Tzintzuntzan was the capital of the Purépecha Empire when the Spanish arrived in 1522. Situated on Lake Pátzcuaro, Mexico the character of the indigenous people is clear in every archeological remnant and rock of this fascinating archeological site.
Tzintzuntzan has the largest of the Purépecha kingdom’s monumental structures. The two most impressive structures here are composed of the five yácata pyramids and the Grand Platform on which they rest.
The core of each of these structures is an arrangement of piled-up rubble which was then faced with stone slabs.
The yácatas were built over older, more traditional pyramidal structures from the first stage of the site’s occupation.
But, what I found most fascinating were the course stone slabs decorated with spirals, circles and other geometric designs and petroglyphs.The appearance of the petroglyphs took on a patina glow, refining their beauty and patterns representing their culture.
In this ceremonial center, the king, or “canonic,” functioned as a messenger of the gods. He represented the soul of his indigenous followers and here a great number of human sacrifices were made. Usually, they were prisoners of war and vindicated the gods with their sacrifices.
The coloration, the hues, the tints, and symbols carved into the ancient slabs amazed me!
This was the essence of the ancient ones!

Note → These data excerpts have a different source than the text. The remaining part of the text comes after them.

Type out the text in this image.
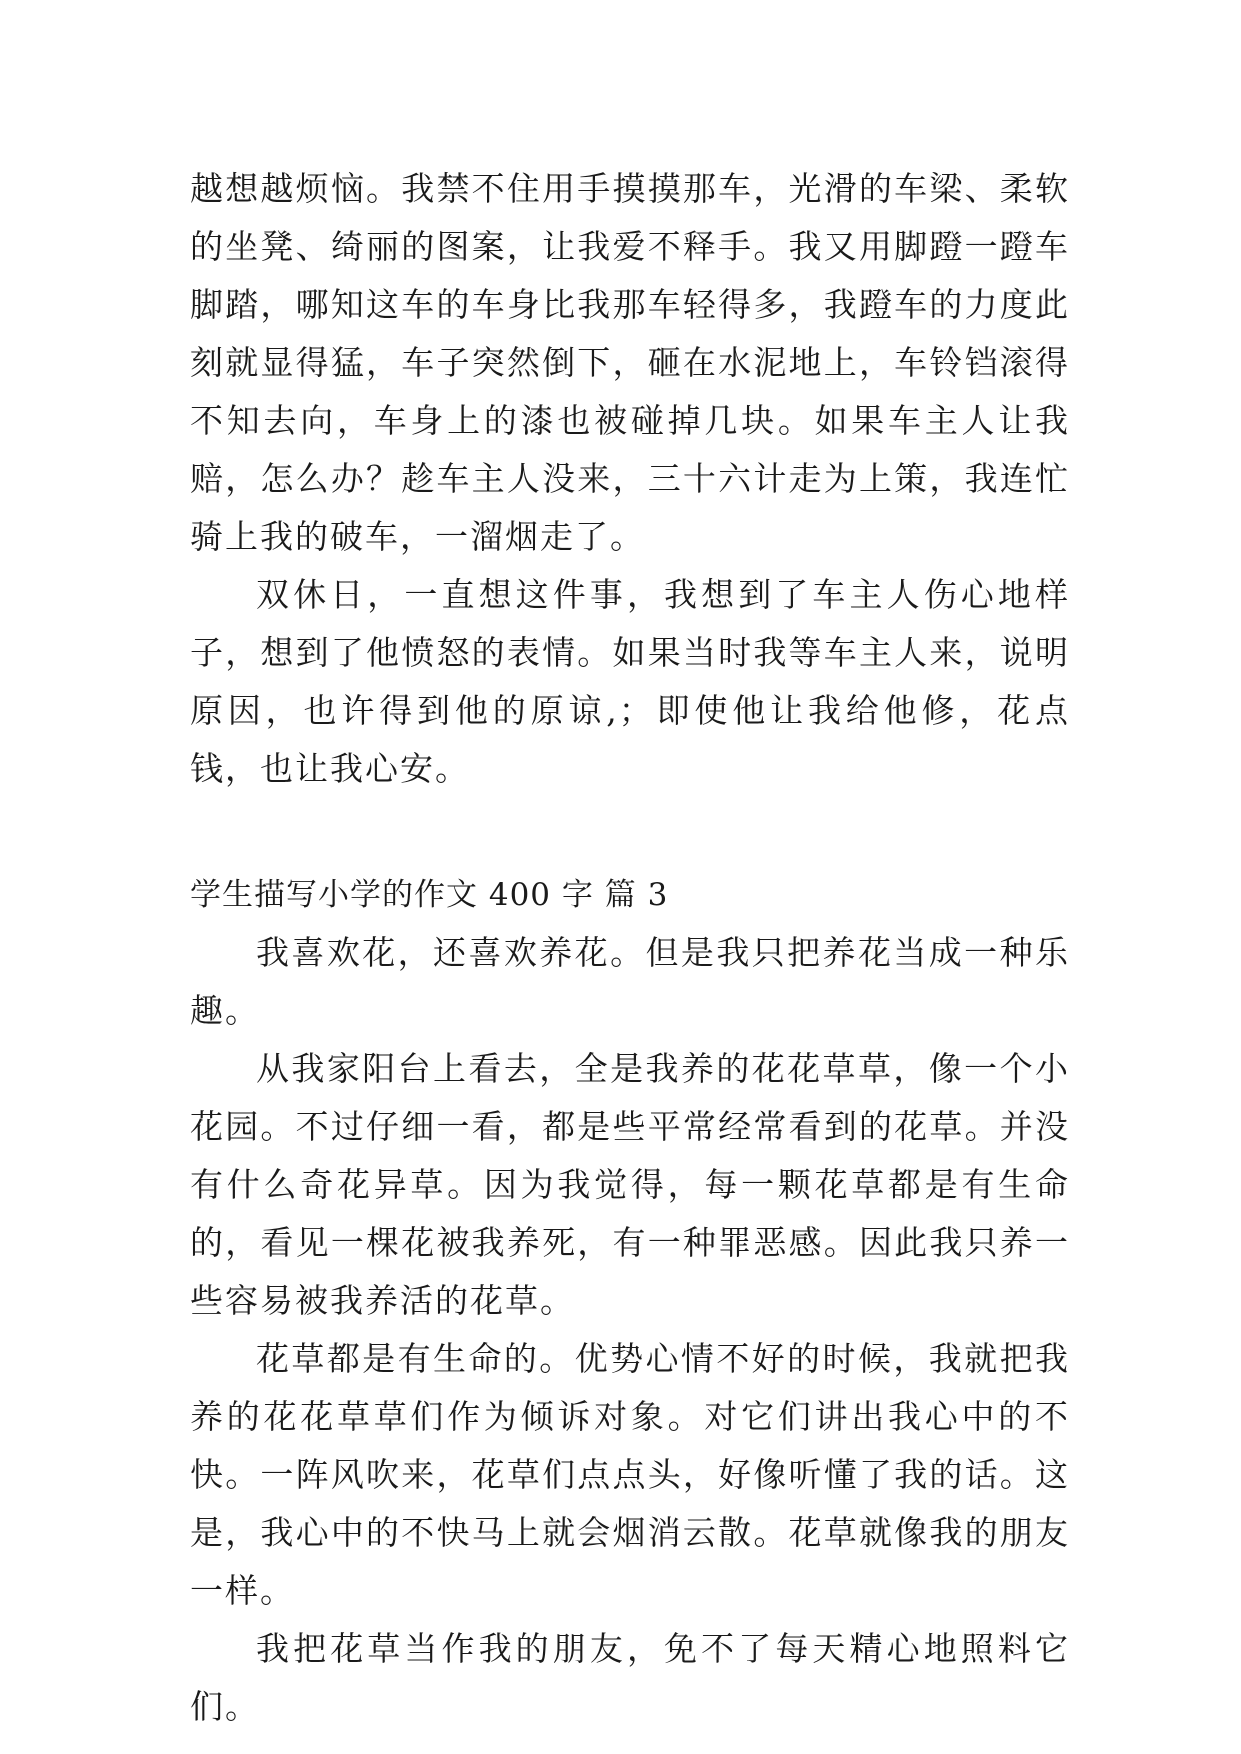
越想越烦恼。我禁不住用手摸摸那车，光滑的车梁、柔软的坐凳、绮丽的图案，让我爱不释手。我又用脚蹬一蹬车脚踏，哪知这车的车身比我那车轻得多，我蹬车的力度此刻就显得猛，车子突然倒下，砸在水泥地上，车铃铛滚得不知去向，车身上的漆也被碰掉几块。如果车主人让我赔，怎么办？趁车主人没来，三十六计走为上策，我连忙骑上我的破车，一溜烟走了。

双休日，一直想这件事，我想到了车主人伤心地样子，想到了他愤怒的表情。如果当时我等车主人来，说明原因，也许得到他的原谅,；即使他让我给他修，花点钱，也让我心安。

学生描写小学的作文 400 字 篇 3

我喜欢花，还喜欢养花。但是我只把养花当成一种乐趣。

从我家阳台上看去，全是我养的花花草草，像一个小花园。不过仔细一看，都是些平常经常看到的花草。并没有什么奇花异草。因为我觉得，每一颗花草都是有生命的，看见一棵花被我养死，有一种罪恶感。因此我只养一些容易被我养活的花草。

花草都是有生命的。优势心情不好的时候，我就把我养的花花草草们作为倾诉对象。对它们讲出我心中的不快。一阵风吹来，花草们点点头，好像听懂了我的话。这是，我心中的不快马上就会烟消云散。花草就像我的朋友一样。

我把花草当作我的朋友，免不了每天精心地照料它们。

On each of the yácatas was a temple made of wood, where the most important rites of the Purépecha people and government took place, including burials, of which about sixty have been found. Their spirits whisper in ceremonial center called Taríaran or “House of the Wind.”The yácatas are considered one of the most emblematic sites of the area, the foundation of their culture. I was thrilled to visit this historical archeological site and gain a better understanding of the rich culture of the Purépecha people.